I have the following equation:
$$ \nabla^2u = f $$
over $\Omega: [0,10] \times [0,10]$ where boundary conditions:
$$ \left\{ \begin{array}{ll} \frac{\partial u (0,y)}{\partial x} = 0 \\ \frac{\partial u (x,10)}{\partial y} = 1 \\ u(10,y) = 5 \\ u(x,0) = 10 \\ f = 0 \end{array} \right. $$
The stepsize is chosen $\Delta x=\Delta y$. I am not sure whether this equation was solvable by way of Gaussian Elimination. I tried the following, rewriting the equations as:
$$ \left\{ \begin{array}{ll} \frac{\partial u (0,y)}{\partial x} = 0 = \frac{u_{1,j}-u_{-1,j}}{2\Delta x} \\ \frac{\partial u (x,10)}{\partial y} = 1 = \frac{u_{i,11}-u_{i,9}}{2\Delta y}\\ \end{array} \right. $$
Yielding ghost points:
$$ \left\{ \begin{array}{ll} u_{-1,j} = u_{1,j} \\ u_{i,11} = u_{i,9}+2 \Delta y\\ \end{array} \right. $$
$\Delta x \Delta x$ is defined as $h_2$. Subscript $j$ indicates the row ranging from $1$ to $M$, while subscript $i$ denotes the column, ranging from $1$ to $N$. I get the following equations for the $j^{th}$ row when writing down my equations when trying to solve the system via tridiagonal matrix: $$ \left\{ \begin{array}{ll} u_{-1,j} = u_{1,j} \\ \alpha_1u_{0,j} + \beta_1u{1,j} + \gamma_1u_{2,j}=f_{1,j}h_2 - u_{1,j-1} - u_{1,j+1}\\ \alpha_2u_{1,j} + \beta_2u{1,j} + \gamma_2u_{2,j}=f_{2,j}h_2 - u_{2,j-1} - u_{2,j+1}\\ \alpha_3u_{2,j} + \beta_3u{1,j} + \gamma_3u_{2,j}=f_{3,j}h_2 - u_{3,j-1} - u_{3,j+1}\\ \vdots\\ \alpha_{N-1}u_{N-2,j} + \beta_{N-1}u{1,j} + \gamma_{N-1}u_{2,j}=f_{N-1,j}h_2 - u_{N-1,j-1} - u_{N-1,j+1}\\ \alpha_{N}u_{N-1,j} + \beta_Nu{N,j} + \gamma_Nu_{N+1,j}=f_{N,j}h_2 - u_{N,j-1} - u_{N,j+1}\\ u_{i,11} = u_{i,9}+2 \Delta y\\ \end{array} \right. $$
I want to strictly solve the set of equations by using Gaussian Elimination, but I don't seem to find a way to eliminate $u_0$ in the 2nd equation of my set of equations. Is there a way to solve these equations strictly with this method?

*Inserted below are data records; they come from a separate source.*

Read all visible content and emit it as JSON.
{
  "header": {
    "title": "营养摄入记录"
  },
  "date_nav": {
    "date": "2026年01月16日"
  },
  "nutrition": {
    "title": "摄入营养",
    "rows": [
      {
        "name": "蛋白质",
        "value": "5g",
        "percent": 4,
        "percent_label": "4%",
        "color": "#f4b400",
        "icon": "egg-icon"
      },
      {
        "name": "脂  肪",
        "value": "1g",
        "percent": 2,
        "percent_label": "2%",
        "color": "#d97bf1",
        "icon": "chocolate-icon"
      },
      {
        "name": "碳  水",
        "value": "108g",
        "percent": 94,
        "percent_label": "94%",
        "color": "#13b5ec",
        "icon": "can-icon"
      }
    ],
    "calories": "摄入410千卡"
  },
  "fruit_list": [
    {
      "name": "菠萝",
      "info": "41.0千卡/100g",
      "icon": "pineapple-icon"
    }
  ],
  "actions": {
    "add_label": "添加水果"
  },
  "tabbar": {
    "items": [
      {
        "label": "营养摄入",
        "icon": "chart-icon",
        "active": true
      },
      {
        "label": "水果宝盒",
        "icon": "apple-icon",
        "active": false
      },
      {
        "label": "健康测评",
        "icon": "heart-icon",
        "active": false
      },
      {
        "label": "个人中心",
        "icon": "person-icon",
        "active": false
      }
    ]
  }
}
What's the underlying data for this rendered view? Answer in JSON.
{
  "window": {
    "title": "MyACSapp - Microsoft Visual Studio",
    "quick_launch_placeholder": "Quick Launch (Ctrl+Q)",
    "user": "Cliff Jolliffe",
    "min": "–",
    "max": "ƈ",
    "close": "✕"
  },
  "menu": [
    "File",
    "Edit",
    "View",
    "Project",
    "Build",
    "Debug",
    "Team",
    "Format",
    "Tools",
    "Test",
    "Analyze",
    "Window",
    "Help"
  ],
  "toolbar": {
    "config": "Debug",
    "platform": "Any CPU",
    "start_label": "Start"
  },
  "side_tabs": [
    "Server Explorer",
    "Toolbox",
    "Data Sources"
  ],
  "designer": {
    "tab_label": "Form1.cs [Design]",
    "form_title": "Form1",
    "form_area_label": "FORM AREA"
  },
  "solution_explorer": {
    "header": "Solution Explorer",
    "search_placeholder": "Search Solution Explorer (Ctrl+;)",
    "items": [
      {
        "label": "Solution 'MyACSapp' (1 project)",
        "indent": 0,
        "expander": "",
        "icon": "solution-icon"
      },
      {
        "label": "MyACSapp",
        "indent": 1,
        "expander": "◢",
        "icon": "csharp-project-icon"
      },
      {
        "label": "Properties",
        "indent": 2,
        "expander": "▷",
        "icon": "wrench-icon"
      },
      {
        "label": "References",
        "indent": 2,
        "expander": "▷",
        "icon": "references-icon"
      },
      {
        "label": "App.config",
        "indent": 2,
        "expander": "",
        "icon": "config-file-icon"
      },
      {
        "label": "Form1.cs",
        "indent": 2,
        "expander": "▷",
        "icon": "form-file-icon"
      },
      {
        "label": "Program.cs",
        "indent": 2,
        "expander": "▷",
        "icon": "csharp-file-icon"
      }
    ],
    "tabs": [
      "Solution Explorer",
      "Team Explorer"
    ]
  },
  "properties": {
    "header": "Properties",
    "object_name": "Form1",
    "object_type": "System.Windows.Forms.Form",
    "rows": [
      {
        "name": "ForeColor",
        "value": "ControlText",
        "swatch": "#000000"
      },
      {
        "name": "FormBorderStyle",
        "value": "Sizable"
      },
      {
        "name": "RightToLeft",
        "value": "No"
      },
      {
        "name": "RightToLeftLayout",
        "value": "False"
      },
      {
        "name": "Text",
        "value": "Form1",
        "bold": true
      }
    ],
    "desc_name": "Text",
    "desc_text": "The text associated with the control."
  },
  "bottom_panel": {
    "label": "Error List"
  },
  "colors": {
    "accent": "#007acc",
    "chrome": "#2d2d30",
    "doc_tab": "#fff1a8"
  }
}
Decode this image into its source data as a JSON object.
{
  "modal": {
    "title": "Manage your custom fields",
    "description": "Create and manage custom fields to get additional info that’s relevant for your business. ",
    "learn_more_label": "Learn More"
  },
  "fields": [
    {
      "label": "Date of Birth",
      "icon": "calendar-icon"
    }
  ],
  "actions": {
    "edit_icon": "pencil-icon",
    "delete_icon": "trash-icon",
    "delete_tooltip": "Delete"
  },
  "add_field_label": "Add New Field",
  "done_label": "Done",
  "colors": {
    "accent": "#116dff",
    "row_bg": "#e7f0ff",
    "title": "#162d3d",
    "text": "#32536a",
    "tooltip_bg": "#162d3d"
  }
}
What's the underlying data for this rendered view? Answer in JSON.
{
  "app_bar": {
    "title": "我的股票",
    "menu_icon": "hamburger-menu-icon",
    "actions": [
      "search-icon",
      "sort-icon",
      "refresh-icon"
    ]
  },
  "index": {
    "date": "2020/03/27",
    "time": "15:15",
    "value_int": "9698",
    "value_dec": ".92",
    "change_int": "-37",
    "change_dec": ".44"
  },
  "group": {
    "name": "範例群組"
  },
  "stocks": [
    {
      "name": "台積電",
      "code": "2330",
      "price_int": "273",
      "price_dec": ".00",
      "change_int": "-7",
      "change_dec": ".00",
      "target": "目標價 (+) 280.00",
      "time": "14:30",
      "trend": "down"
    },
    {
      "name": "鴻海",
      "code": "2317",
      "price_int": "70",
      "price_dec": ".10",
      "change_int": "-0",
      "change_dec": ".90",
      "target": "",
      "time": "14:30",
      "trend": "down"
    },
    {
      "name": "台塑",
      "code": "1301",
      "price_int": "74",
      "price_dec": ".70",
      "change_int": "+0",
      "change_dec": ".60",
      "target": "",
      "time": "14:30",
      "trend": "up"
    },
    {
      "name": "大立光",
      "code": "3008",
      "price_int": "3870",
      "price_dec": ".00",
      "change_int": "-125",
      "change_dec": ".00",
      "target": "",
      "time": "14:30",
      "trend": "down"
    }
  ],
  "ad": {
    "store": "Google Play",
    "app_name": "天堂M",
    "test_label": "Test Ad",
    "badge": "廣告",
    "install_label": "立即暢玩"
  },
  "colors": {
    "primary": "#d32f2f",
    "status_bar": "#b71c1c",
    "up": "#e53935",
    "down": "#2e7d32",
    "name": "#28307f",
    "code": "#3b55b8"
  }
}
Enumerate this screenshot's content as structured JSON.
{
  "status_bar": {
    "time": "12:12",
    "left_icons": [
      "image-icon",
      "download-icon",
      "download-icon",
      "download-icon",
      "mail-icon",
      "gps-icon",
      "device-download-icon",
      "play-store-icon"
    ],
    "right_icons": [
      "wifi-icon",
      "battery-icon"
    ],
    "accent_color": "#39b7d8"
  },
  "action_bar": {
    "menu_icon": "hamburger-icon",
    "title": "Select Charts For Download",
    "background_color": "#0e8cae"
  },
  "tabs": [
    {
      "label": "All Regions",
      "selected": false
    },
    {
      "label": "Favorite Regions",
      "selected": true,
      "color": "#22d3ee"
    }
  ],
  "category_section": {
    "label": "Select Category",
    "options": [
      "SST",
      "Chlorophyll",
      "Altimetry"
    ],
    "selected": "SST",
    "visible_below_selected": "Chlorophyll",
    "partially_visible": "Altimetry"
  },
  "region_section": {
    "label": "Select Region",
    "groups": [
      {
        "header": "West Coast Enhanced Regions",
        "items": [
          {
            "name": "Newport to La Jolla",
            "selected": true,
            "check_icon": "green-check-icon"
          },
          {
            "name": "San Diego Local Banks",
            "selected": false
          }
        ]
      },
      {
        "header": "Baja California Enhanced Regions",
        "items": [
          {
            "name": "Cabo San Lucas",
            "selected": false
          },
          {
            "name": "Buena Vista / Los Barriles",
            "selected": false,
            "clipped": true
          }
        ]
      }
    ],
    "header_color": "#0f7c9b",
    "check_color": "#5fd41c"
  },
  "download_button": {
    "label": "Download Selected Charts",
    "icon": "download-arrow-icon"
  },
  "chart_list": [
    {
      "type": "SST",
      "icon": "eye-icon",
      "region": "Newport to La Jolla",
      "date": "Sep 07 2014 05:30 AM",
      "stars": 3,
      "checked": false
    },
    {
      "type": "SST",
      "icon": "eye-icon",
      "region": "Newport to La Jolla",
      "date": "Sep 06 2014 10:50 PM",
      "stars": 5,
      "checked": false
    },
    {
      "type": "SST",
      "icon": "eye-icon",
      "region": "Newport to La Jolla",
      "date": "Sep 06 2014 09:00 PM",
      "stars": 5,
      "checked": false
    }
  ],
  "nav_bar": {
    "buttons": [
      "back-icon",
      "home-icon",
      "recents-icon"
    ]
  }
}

It's not a tridiagonal matrix; most equations involve five unknowns. It is sparse, but having to flatten a matrix of unknowns into a vector of unknowns means we don't get the nice multidiagonal form that 1D Laplace equation has.
Also your system is incomplete: you have fewer equations than unknowns. You need to use the difference scheme at the points of Neumann boundary too, since these points have all four neighbors (some of them ghosts):
$$\alpha_1u_{-1,j} + \beta_1u_{0,j} + \gamma_1u_{1,j}=f_{0,j}h_2 - u_{0,j-1} - u_{0,j+1}$$
which I think means simply
$$ u_{-1,j} + u_{1,j} -4 u_{0,j} + u_{0,j-1} + u_{0,j+1} =0$$
Here $u_{-1,j}$ is $u_{1,j}$ by the boundary condition. Now you have a second equation with $u_{0,j}$.
That said, working Gaussian elimination by hand on this system is going to be very painful.